Jul 19, 2011

The Meersburger Experience: Day 3, Part 1

I hope Jessica's post helped you see the charm of the prairie dog. Seriously, aren't they the cutest animals?  But our trip experienced even more charm after our visit to the Wichitas when we explored the town of Medicine Park.

Even Medicine Park lampposts are adorned with cobblestones.
Medicine Park is the oldest planned resort in Oklahoma, and it's known as America's cobblestone community due to its use of round, red rocks on every building, walkway and bridge. The swimming hole flows with what used to be considered healing waters, and people still flock to the town for some relief from the summer heat. As I stepped onto the quaint paths of Medicine Park, I instantly fell under its spell.

Bridges make it possible to walk from one side of the town to the other, which is separated by a river and swimming area.

And how could you not be enchanted with such a place? Medicine Park is one of the most charming places I have ever been in Oklahoma, and part of the appeal is the rich hospitality found amid the town’s citizens. Clark and Pegi Brown, owners of the Stardust Inn Bed and Breakfast, are the perfect examples of this. At breakfast, we heard all about the history of the Brown’s stay in Medicine Park while being treated to Big Sky Bread Company’s Granola and Pegi’s homemade quiche.  I continued to relax and bird watch from the inn’s porch until we left the area, headed for the world-renowned Meers Store & Restaurant.

This building is the only thing left of Meers, a boom town in the Wichita Mountains.
I must confess that eating a burger at Meers has been a dream of mine for a long time. I had pretty high expectations, seeing how the Meersburger has won national awards. My anticipation grew when I saw how many people were in the restaurant on a Wednesday at 11 a.m. And the experience was complete when a man from New York at the next table told me that the burgers were great, but the homemade ice cream and peach cobbler were the real standouts on the menu.

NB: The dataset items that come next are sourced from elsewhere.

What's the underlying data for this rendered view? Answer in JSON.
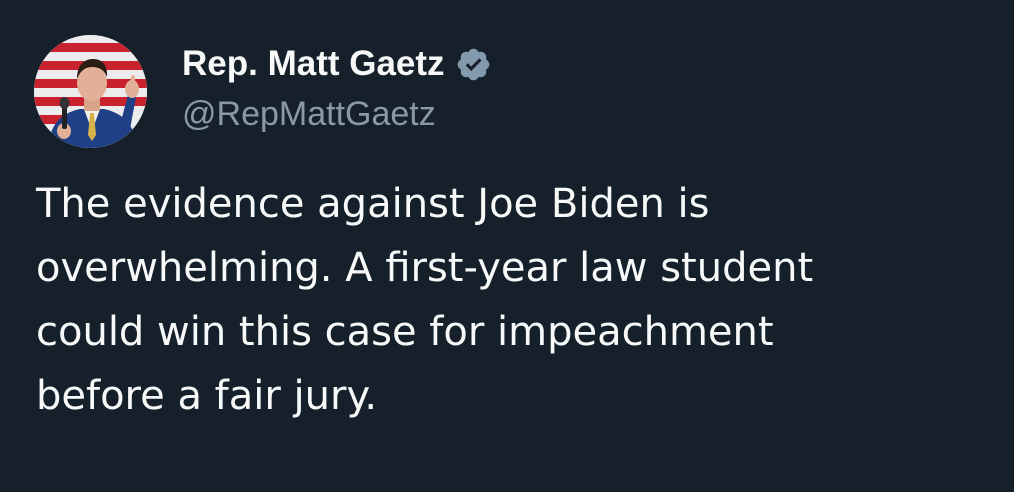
{
  "colors": {
    "background": "#15202b",
    "text_primary": "#f7f9f9",
    "text_secondary": "#8b98a5",
    "verified_badge": "#829aab"
  },
  "author": {
    "display_name": "Rep. Matt Gaetz",
    "handle": "@RepMattGaetz",
    "verified_icon": "verified-badge-icon",
    "avatar_icon": "profile-photo"
  },
  "tweet": {
    "lines": [
      "The evidence against Joe Biden is",
      "overwhelming. A first-year law student",
      "could win this case for impeachment",
      "before a fair jury."
    ]
  }
}
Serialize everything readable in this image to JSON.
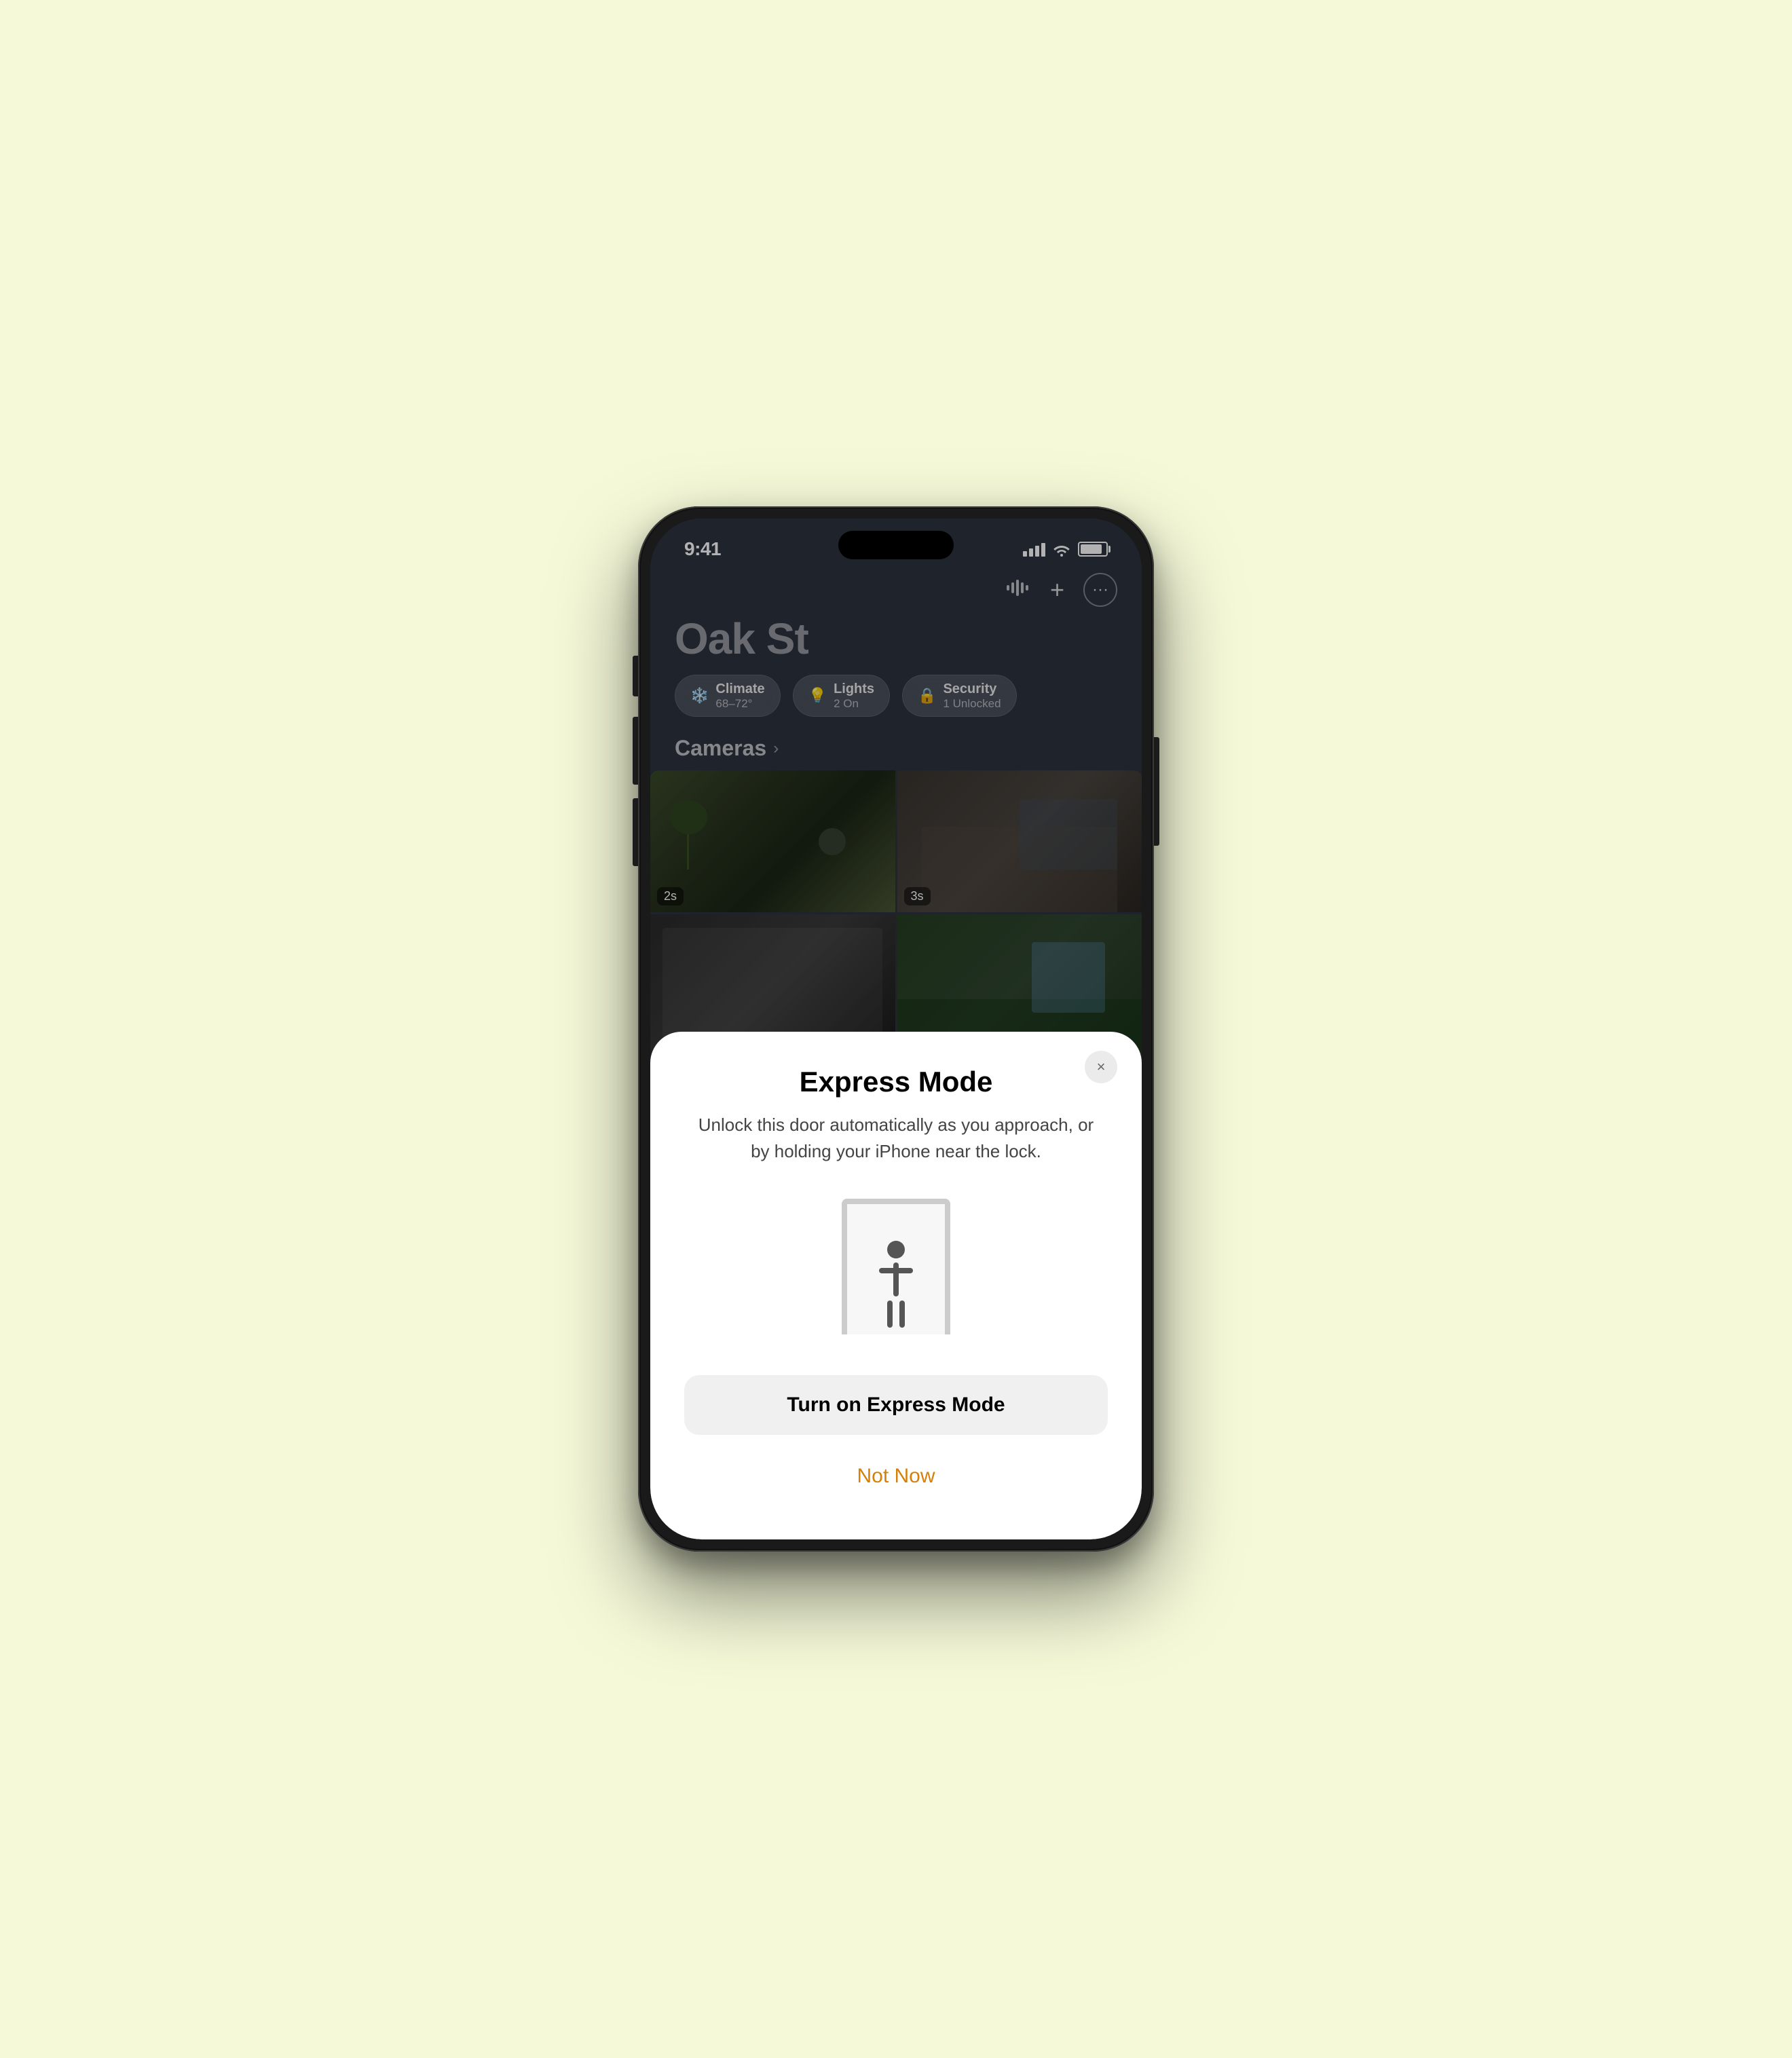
{
  "bg_color": "#f5f9d8",
  "status_bar": {
    "time": "9:41",
    "signal_bars": 4,
    "wifi": true,
    "battery": 85
  },
  "toolbar": {
    "waveform_icon": "waveform-icon",
    "plus_icon": "plus-icon",
    "more_icon": "ellipsis-icon"
  },
  "page": {
    "title": "Oak St"
  },
  "pills": [
    {
      "id": "climate",
      "icon": "❄️",
      "label": "Climate",
      "sub": "68–72°"
    },
    {
      "id": "lights",
      "icon": "💡",
      "label": "Lights",
      "sub": "2 On"
    },
    {
      "id": "security",
      "icon": "🔒",
      "label": "Security",
      "sub": "1 Unlocked"
    }
  ],
  "cameras": {
    "section_title": "Cameras",
    "cells": [
      {
        "id": "cam1",
        "timestamp": "2s"
      },
      {
        "id": "cam2",
        "timestamp": "3s"
      },
      {
        "id": "cam3",
        "timestamp": ""
      },
      {
        "id": "cam4",
        "timestamp": ""
      }
    ]
  },
  "modal": {
    "title": "Express Mode",
    "description": "Unlock this door automatically as you approach, or by holding your iPhone near the lock.",
    "close_label": "×",
    "turn_on_label": "Turn on Express Mode",
    "not_now_label": "Not Now"
  }
}
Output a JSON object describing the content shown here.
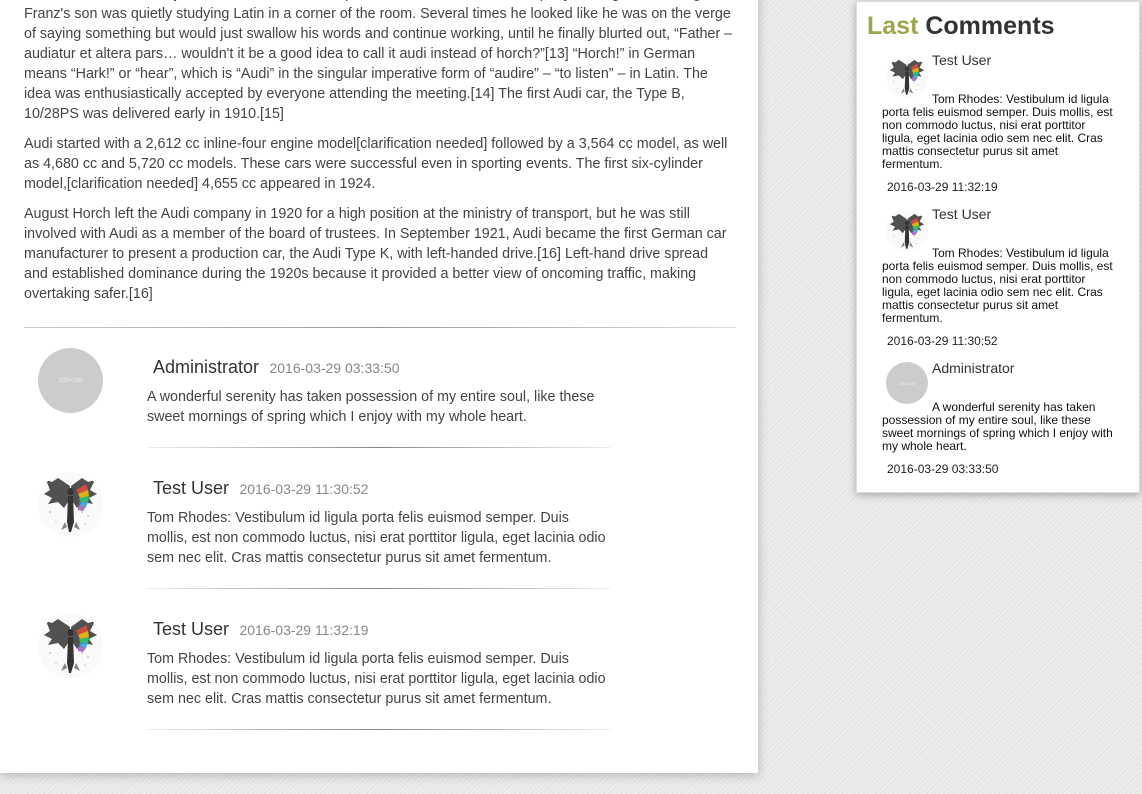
{
  "article": {
    "paragraphs": [
      "Franz Finkentscher, they discussed how to come up with a new name for the company. During this meeting, Franz's son was quietly studying Latin in a corner of the room. Several times he looked like he was on the verge of saying something but would just swallow his words and continue working, until he finally blurted out, “Father – audiatur et altera pars… wouldn't it be a good idea to call it audi instead of horch?”[13] “Horch!” in German means “Hark!” or “hear”, which is “Audi” in the singular imperative form of “audire” – “to listen” – in Latin. The idea was enthusiastically accepted by everyone attending the meeting.[14] The first Audi car, the Type B, 10/28PS was delivered early in 1910.[15]",
      "Audi started with a 2,612 cc inline-four engine model[clarification needed] followed by a 3,564 cc model, as well as 4,680 cc and 5,720 cc models. These cars were successful even in sporting events. The first six-cylinder model,[clarification needed] 4,655 cc appeared in 1924.",
      "August Horch left the Audi company in 1920 for a high position at the ministry of transport, but he was still involved with Audi as a member of the board of trustees. In September 1921, Audi became the first German car manufacturer to present a production car, the Audi Type K, with left-handed drive.[16] Left-hand drive spread and established dominance during the 1920s because it provided a better view of oncoming traffic, making overtaking safer.[16]"
    ]
  },
  "comments": [
    {
      "author": "Administrator",
      "date": "2016-03-29 03:33:50",
      "avatar_label": "100×100",
      "text": "A wonderful serenity has taken possession of my entire soul, like these sweet mornings of spring which I enjoy with my whole heart."
    },
    {
      "author": "Test User",
      "date": "2016-03-29 11:30:52",
      "text": "Tom Rhodes: Vestibulum id ligula porta felis euismod semper. Duis mollis, est non commodo luctus, nisi erat porttitor ligula, eget lacinia odio sem nec elit. Cras mattis consectetur purus sit amet fermentum."
    },
    {
      "author": "Test User",
      "date": "2016-03-29 11:32:19",
      "text": "Tom Rhodes: Vestibulum id ligula porta felis euismod semper. Duis mollis, est non commodo luctus, nisi erat porttitor ligula, eget lacinia odio sem nec elit. Cras mattis consectetur purus sit amet fermentum."
    }
  ],
  "sidebar": {
    "title_part1": "Last",
    "title_part2": "Comments",
    "items": [
      {
        "author": "Test User",
        "text": "Tom Rhodes: Vestibulum id ligula porta felis euismod semper. Duis mollis, est non commodo luctus, nisi erat porttitor ligula, eget lacinia odio sem nec elit. Cras mattis consectetur purus sit amet fermentum.",
        "date": "2016-03-29 11:32:19"
      },
      {
        "author": "Test User",
        "text": "Tom Rhodes: Vestibulum id ligula porta felis euismod semper. Duis mollis, est non commodo luctus, nisi erat porttitor ligula, eget lacinia odio sem nec elit. Cras mattis consectetur purus sit amet fermentum.",
        "date": "2016-03-29 11:30:52"
      },
      {
        "author": "Administrator",
        "avatar_label": "100×100",
        "text": "A wonderful serenity has taken possession of my entire soul, like these sweet mornings of spring which I enjoy with my whole heart.",
        "date": "2016-03-29 03:33:50"
      }
    ]
  },
  "colors": {
    "accent": "#9ea54d",
    "page_bg": "#e9e9e9"
  }
}
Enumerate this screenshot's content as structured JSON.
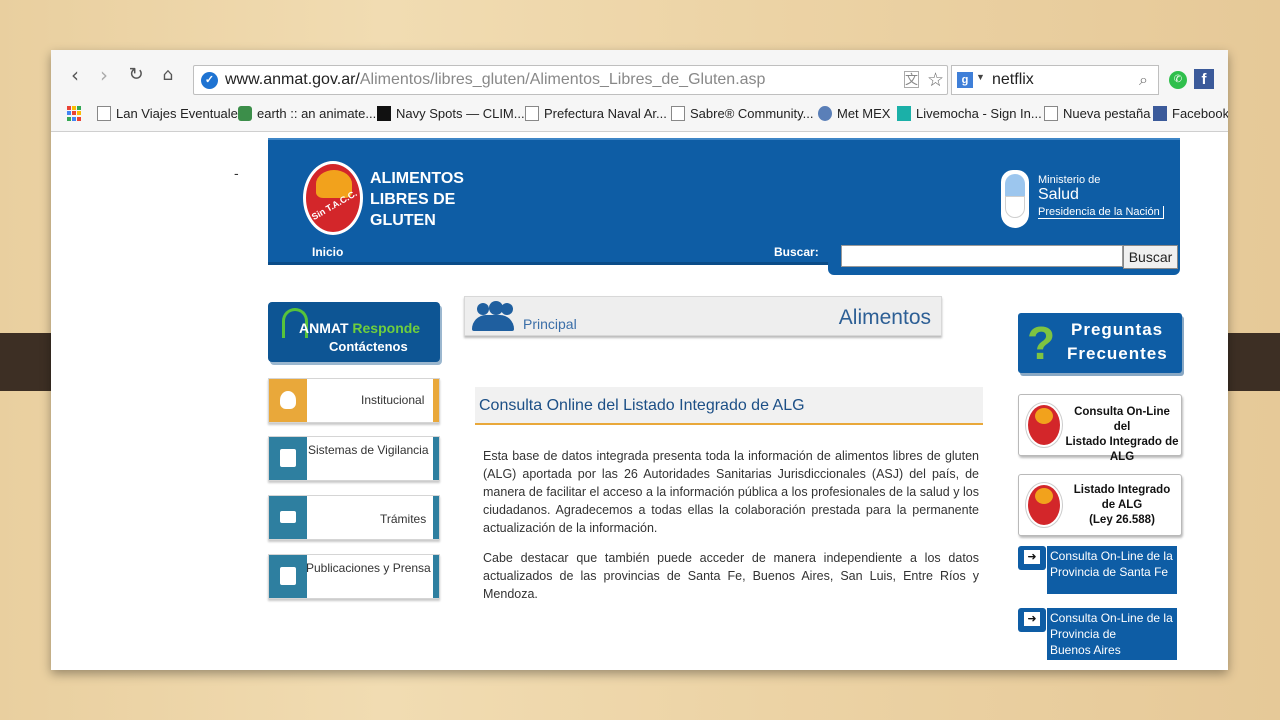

The restaurant contains relics from its century-long history and is drenched in a Western vibe.
He was right. I shared the massive burger (fixed Cowboy style, with mustard, dill pickles, tomatoes, purple onions and lettuce) and fried green tomatoes with Jessica. Honestly, there is no way that either of us could handle a 7-inch Meersburger on our own, especially when dessert is on the way. The homemade ice cream tasted just like my grandmother used to make, and the peach cobbler was warm, chewy and sweet. I don’t think I can adequately convey the deliciousness of this lunch experience, but I have to encourage you to put this experience on your bucket list immediately. There is nothing like it elsewhere in Oklahoma. One word of warning, though: Meers Store & Restaurant does not accept credit or debit cards, so go with cash in hand. If it weren’t for Jessica, I would probably still be there washing dishes. 

Iced tea in glass jars? The perfect combination. 

1 comment:

  1. I'm so glad to have found your blog (via Nancy at Lokahoma) - learning about some great places to visit in our state.